Dr. Messaoudi serves as principal investigator on several, multi-million-dollar federal grants, with research focusing on the dysregulation of immunity by substance use disorder, age and obesity. Her research has expanded to maternal health, fetal development and the role of the immune system in childhood development. She has published more than 150 scholarly articles and is the recipient of several national research awards.

Joining the faculty at the University of Kentucky in 2021, Dr. Messaoudi is currently a professor and chair in the Department of Microbiology, Immunology, and Molecular Genetics in the College of Medicine. She is leading the renovation of the university’s BSL-3 facility, that allows UK researchers to safely study airborne infectious agents. She leads the Consortium for Understanding and Reducing Infectious Diseases in Kentucky (CURE-KY) to combat the threat of infectious diseases through transdisciplinary research. She has a leadership role on the Kentucky Maternal Morbidity and Mortality Task Force, a group collecting data, expanding telehealth, training providers on intimate partner violence, and focusing other statewide collaborations to target obstetrical causes and social determinants associated with maternal death.

Dr.
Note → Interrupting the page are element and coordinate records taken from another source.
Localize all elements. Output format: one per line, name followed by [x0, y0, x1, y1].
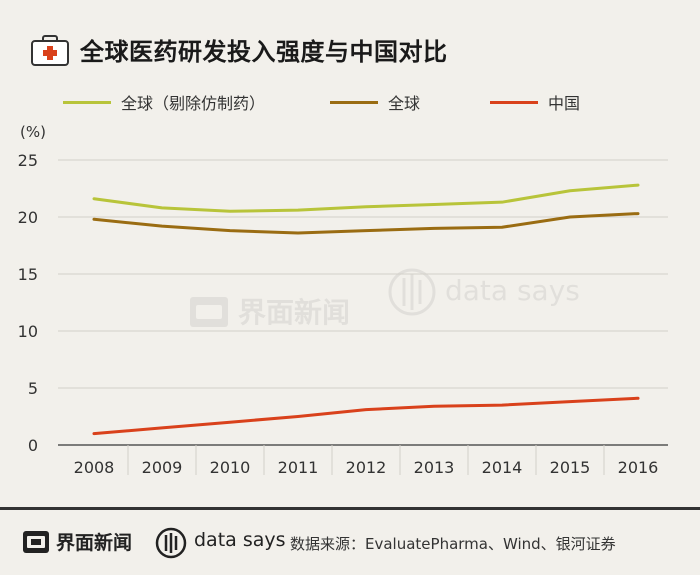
y-tick-label: 15 — [18, 265, 38, 284]
y-tick-label: 0 — [28, 436, 38, 455]
series-line-0 — [94, 185, 638, 211]
x-axis: 2008 2009 2010 2011 2012 2013 2014 2015 2016 — [74, 445, 659, 477]
y-tick-label: 25 — [18, 151, 38, 170]
series-line-1 — [94, 214, 638, 233]
y-tick-label: 20 — [18, 208, 38, 227]
y-tick-label: 10 — [18, 322, 38, 341]
data-source: 数据来源：EvaluatePharma、Wind、银河证券 — [290, 533, 616, 554]
x-tick-label: 2015 — [550, 458, 591, 477]
x-tick-label: 2009 — [142, 458, 183, 477]
footer-datasays: data says — [194, 529, 286, 551]
x-tick-label: 2008 — [74, 458, 115, 477]
x-tick-label: 2010 — [210, 458, 251, 477]
footer-brand: 界面新闻 — [56, 528, 132, 555]
footer: 界面新闻 data says 数据来源：EvaluatePharma、Wind、… — [0, 507, 700, 575]
x-tick-label: 2016 — [618, 458, 659, 477]
x-tick-label: 2014 — [482, 458, 523, 477]
x-tick-label: 2011 — [278, 458, 319, 477]
x-tick-label: 2013 — [414, 458, 455, 477]
series-line-2 — [94, 398, 638, 433]
jiemian-logo-icon — [22, 530, 50, 554]
x-tick-label: 2012 — [346, 458, 387, 477]
y-tick-label: 5 — [28, 379, 38, 398]
series — [94, 185, 638, 434]
y-axis: 0 5 10 15 20 25 — [18, 151, 38, 455]
datasays-logo-icon — [155, 527, 187, 559]
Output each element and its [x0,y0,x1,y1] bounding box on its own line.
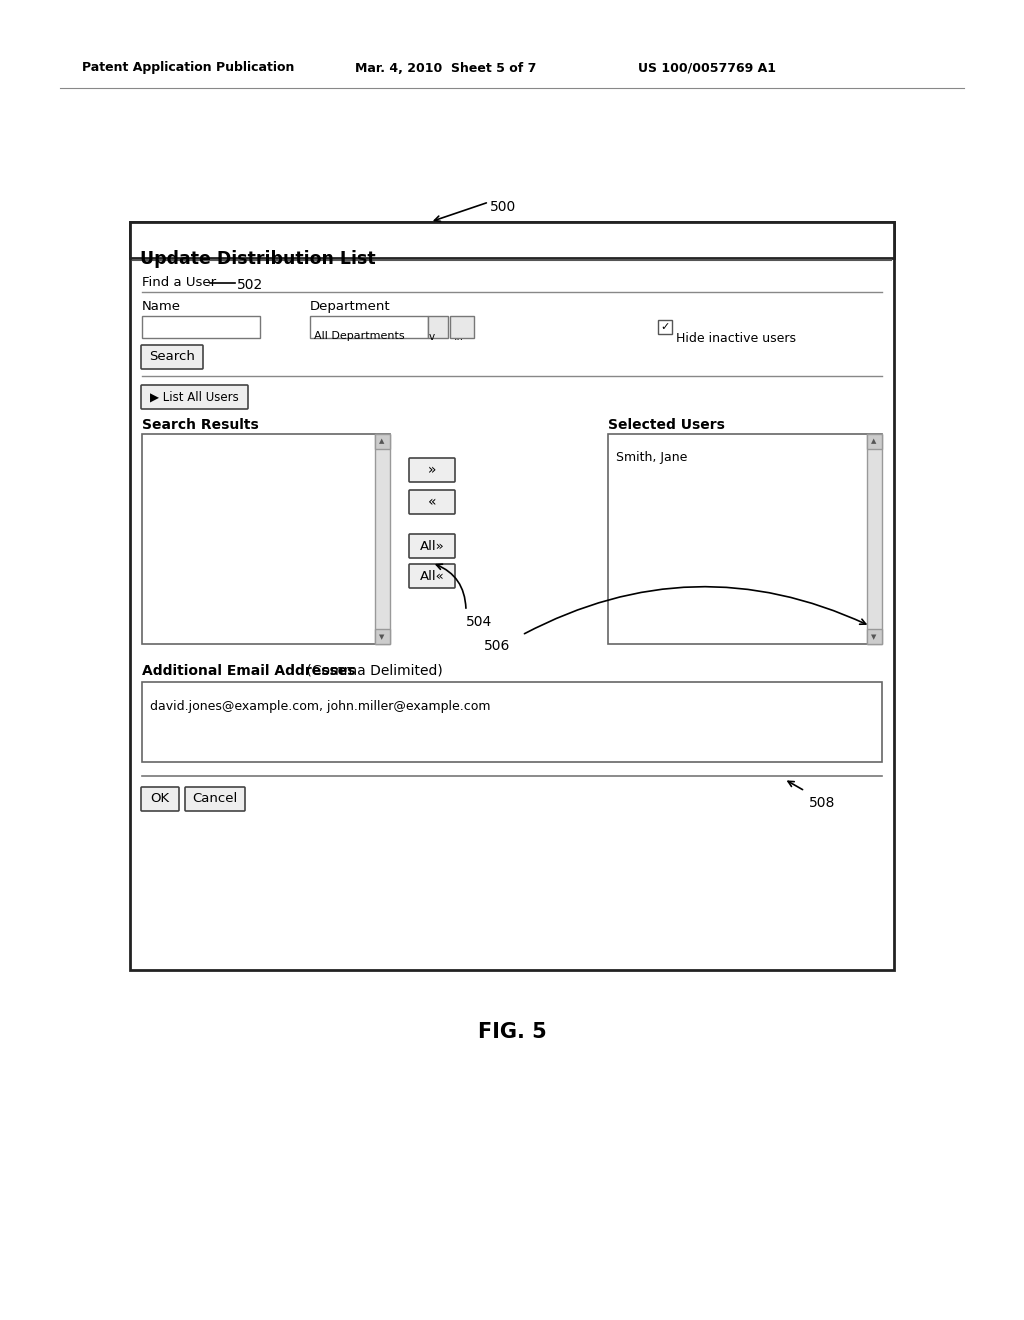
Text: Smith, Jane: Smith, Jane [616,451,687,465]
Text: ▲: ▲ [871,438,877,444]
Text: Hide inactive users: Hide inactive users [676,333,796,345]
FancyBboxPatch shape [409,535,455,558]
Text: Department: Department [310,300,390,313]
Text: ▶ List All Users: ▶ List All Users [151,391,239,404]
FancyBboxPatch shape [409,490,455,513]
Bar [130,222,894,257]
Text: (Comma Delimited): (Comma Delimited) [302,664,442,678]
Text: Find a User: Find a User [142,276,216,289]
Text: Patent Application Publication: Patent Application Publication [82,62,294,74]
Text: Additional Email Addresses: Additional Email Addresses [142,664,355,678]
Text: OK: OK [151,792,170,805]
Text: 508: 508 [809,796,836,810]
Bar [867,434,882,449]
Bar [375,434,390,644]
Text: All«: All« [420,569,444,582]
Text: Cancel: Cancel [193,792,238,805]
Text: 500: 500 [490,201,516,214]
Text: FIG. 5: FIG. 5 [477,1022,547,1041]
Text: »: » [428,463,436,477]
Text: 504: 504 [466,615,493,630]
Text: ...: ... [454,333,464,342]
Bar [608,434,882,644]
Text: ▼: ▼ [379,634,385,640]
Text: Mar. 4, 2010  Sheet 5 of 7: Mar. 4, 2010 Sheet 5 of 7 [355,62,537,74]
FancyBboxPatch shape [409,458,455,482]
Text: 502: 502 [237,279,263,292]
Bar [428,315,449,338]
FancyBboxPatch shape [409,564,455,587]
Text: 506: 506 [484,639,510,653]
Text: ▼: ▼ [871,634,877,640]
Bar [142,315,260,338]
Bar [310,315,428,338]
Text: v: v [429,333,435,342]
FancyBboxPatch shape [141,345,203,370]
Text: US 100/0057769 A1: US 100/0057769 A1 [638,62,776,74]
FancyBboxPatch shape [141,385,248,409]
Bar [142,682,882,762]
Bar [658,319,672,334]
Bar [130,222,894,970]
Text: Search Results: Search Results [142,418,259,432]
Text: Update Distribution List: Update Distribution List [140,249,376,268]
Text: Name: Name [142,300,181,313]
Text: All Departments: All Departments [314,331,404,341]
Text: david.jones@example.com, john.miller@example.com: david.jones@example.com, john.miller@exa… [150,700,490,713]
Text: Selected Users: Selected Users [608,418,725,432]
Bar [375,630,390,644]
Bar [867,434,882,644]
Bar [142,434,390,644]
Text: «: « [428,495,436,510]
FancyBboxPatch shape [185,787,245,810]
Bar [450,315,474,338]
Text: Search: Search [150,351,195,363]
Bar [375,434,390,449]
Text: ✓: ✓ [660,322,670,333]
Text: ▲: ▲ [379,438,385,444]
FancyBboxPatch shape [141,787,179,810]
Text: All»: All» [420,540,444,553]
Bar [867,630,882,644]
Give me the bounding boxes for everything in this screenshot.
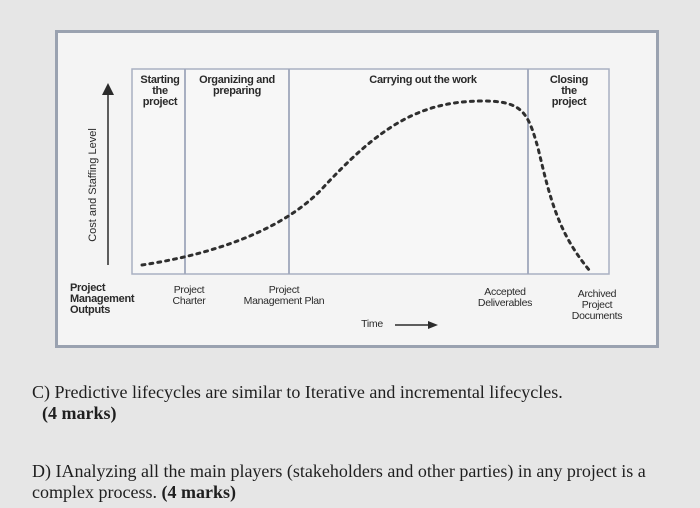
outputs-heading: Project Management Outputs: [70, 282, 135, 316]
cost-staffing-curve: [140, 99, 592, 273]
question-d: D) IAnalyzing all the main players (stak…: [32, 461, 672, 503]
y-axis-arrowhead: [102, 83, 114, 95]
lifecycle-figure: Cost and Staffing Level Starting the pro…: [55, 30, 659, 348]
question-d-marks: (4 marks): [161, 482, 236, 502]
phase-label-organizing: Organizing and preparing: [199, 74, 275, 97]
output-project-management-plan: Project Management Plan: [243, 284, 325, 307]
question-c: C) Predictive lifecycles are similar to …: [32, 382, 652, 424]
output-archived-project-documents: Archived Project Documents: [571, 288, 623, 322]
output-accepted-deliverables: Accepted Deliverables: [477, 286, 533, 309]
output-project-charter: Project Charter: [172, 284, 206, 307]
lifecycle-diagram: [102, 68, 610, 329]
phase-label-starting: Starting the project: [140, 74, 180, 108]
question-d-text: D) IAnalyzing all the main players (stak…: [32, 461, 646, 502]
x-axis-label: Time: [361, 318, 383, 330]
question-c-text: C) Predictive lifecycles are similar to …: [32, 382, 563, 402]
plot-frame: [131, 68, 610, 275]
phase-label-carrying-out: Carrying out the work: [369, 74, 477, 86]
y-axis-label: Cost and Staffing Level: [87, 128, 99, 242]
x-axis-arrowhead: [428, 321, 438, 329]
question-c-marks: (4 marks): [42, 403, 117, 423]
phase-label-closing: Closing the project: [549, 74, 589, 108]
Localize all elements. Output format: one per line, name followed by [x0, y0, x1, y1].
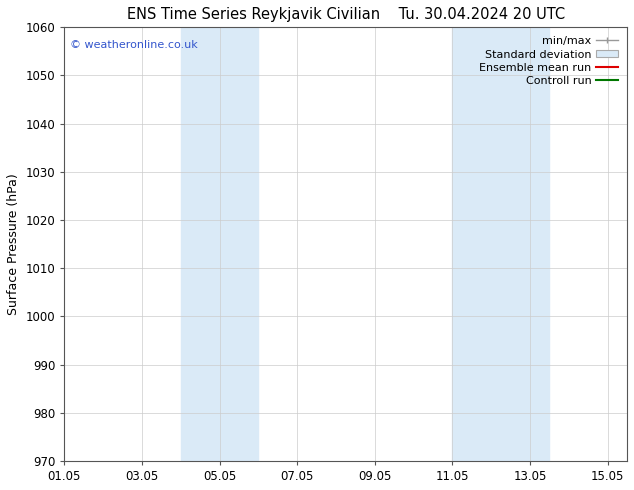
Bar [181, 27, 258, 461]
Legend: min/max, Standard deviation, Ensemble mean run, Controll run: min/max, Standard deviation, Ensemble me… [476, 33, 621, 90]
Y-axis label: Surface Pressure (hPa): Surface Pressure (hPa) [7, 173, 20, 315]
Text: © weatheronline.co.uk: © weatheronline.co.uk [70, 40, 198, 50]
Bar [453, 27, 550, 461]
Title: ENS Time Series Reykjavik Civilian    Tu. 30.04.2024 20 UTC: ENS Time Series Reykjavik Civilian Tu. 3… [127, 7, 565, 22]
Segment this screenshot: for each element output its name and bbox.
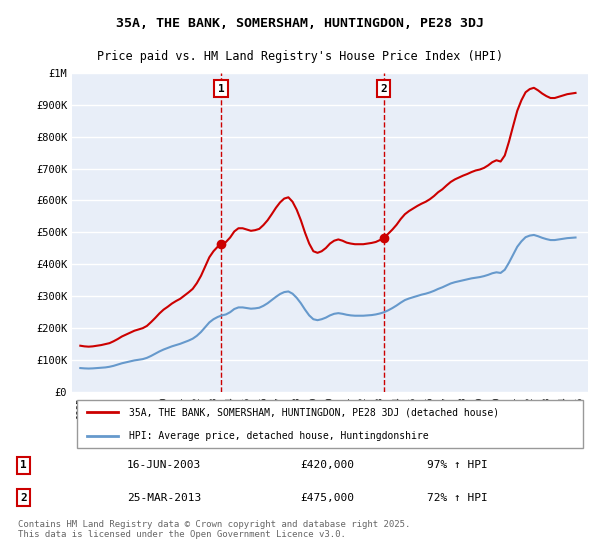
Text: 97% ↑ HPI: 97% ↑ HPI [427,460,487,470]
Text: 35A, THE BANK, SOMERSHAM, HUNTINGDON, PE28 3DJ: 35A, THE BANK, SOMERSHAM, HUNTINGDON, PE… [116,17,484,30]
Text: 2: 2 [380,84,387,94]
Text: 1: 1 [218,84,224,94]
Text: 2: 2 [20,493,27,503]
Text: Contains HM Land Registry data © Crown copyright and database right 2025.
This d: Contains HM Land Registry data © Crown c… [18,520,410,539]
Text: 72% ↑ HPI: 72% ↑ HPI [427,493,487,503]
Text: 25-MAR-2013: 25-MAR-2013 [127,493,202,503]
Text: 1: 1 [20,460,27,470]
Text: 16-JUN-2003: 16-JUN-2003 [127,460,202,470]
Text: HPI: Average price, detached house, Huntingdonshire: HPI: Average price, detached house, Hunt… [129,431,428,441]
Text: £475,000: £475,000 [300,493,354,503]
Text: Price paid vs. HM Land Registry's House Price Index (HPI): Price paid vs. HM Land Registry's House … [97,50,503,63]
FancyBboxPatch shape [77,400,583,448]
Text: 35A, THE BANK, SOMERSHAM, HUNTINGDON, PE28 3DJ (detached house): 35A, THE BANK, SOMERSHAM, HUNTINGDON, PE… [129,408,499,418]
Text: £420,000: £420,000 [300,460,354,470]
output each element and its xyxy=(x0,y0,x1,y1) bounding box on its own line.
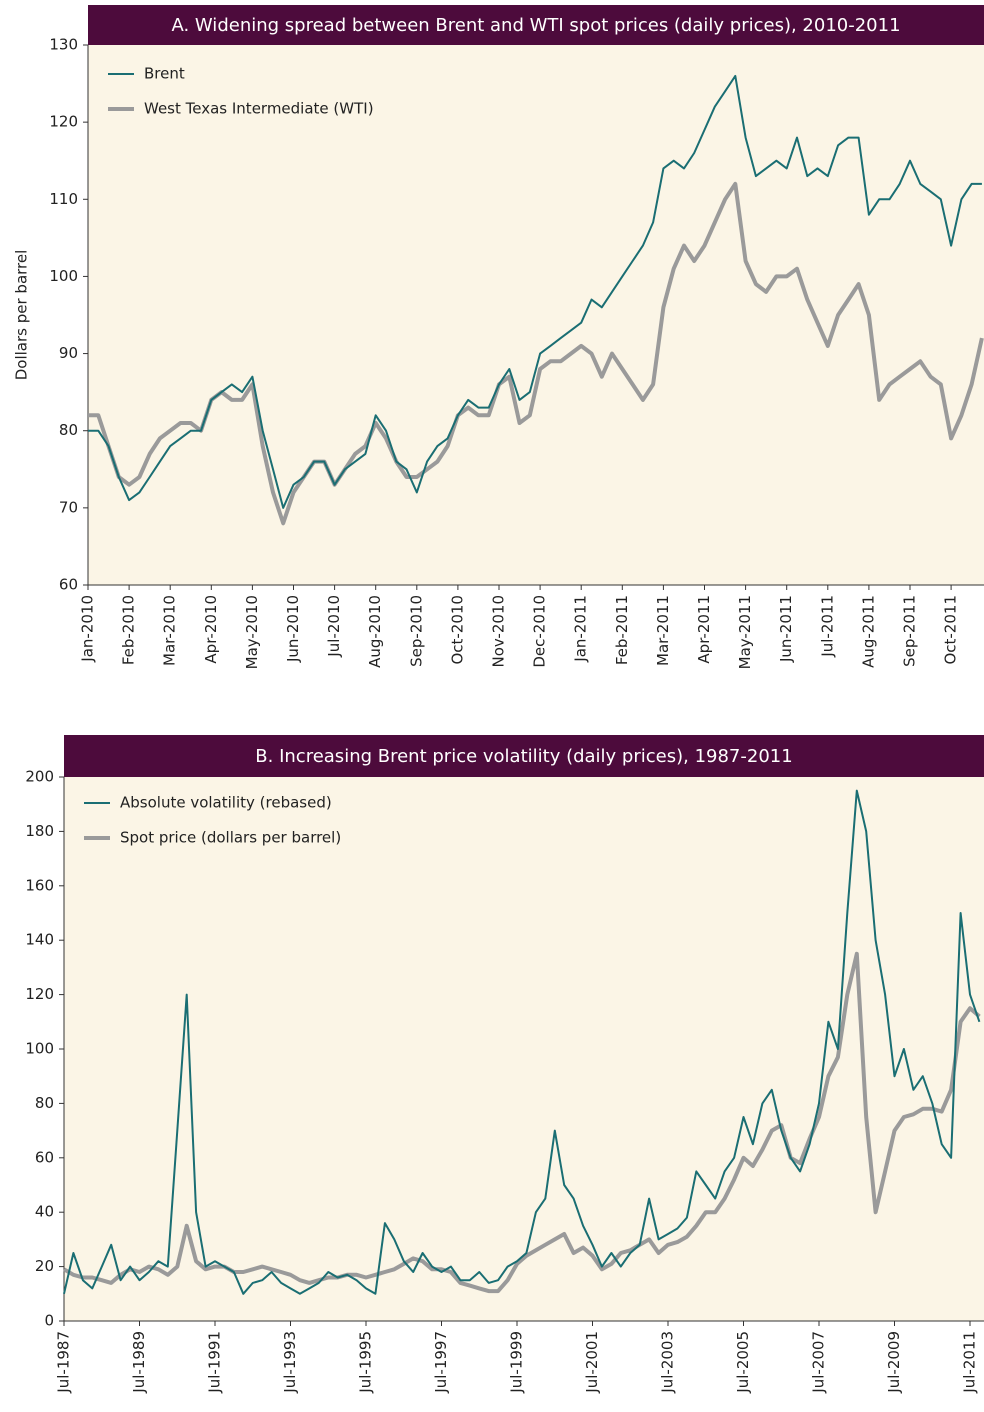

Messaoudi earned a Bachelor of Science in biochemistry from Lafayette College in Pennsylvania and Ph.D. in immunology from Cornell University and Memorial-Sloan Kettering Cancer Center’s joint Immunology Program. She completed her postdoctoral fellowship at the Vaccine & Gene Therapy Institute at Oregon Health & Science University. She currently serves on the Board of Scientific Counselors for the Division of Infectious Diseases at the Center for Disease Control and Prevention and is a Fellow at the American Academy of Microbiology.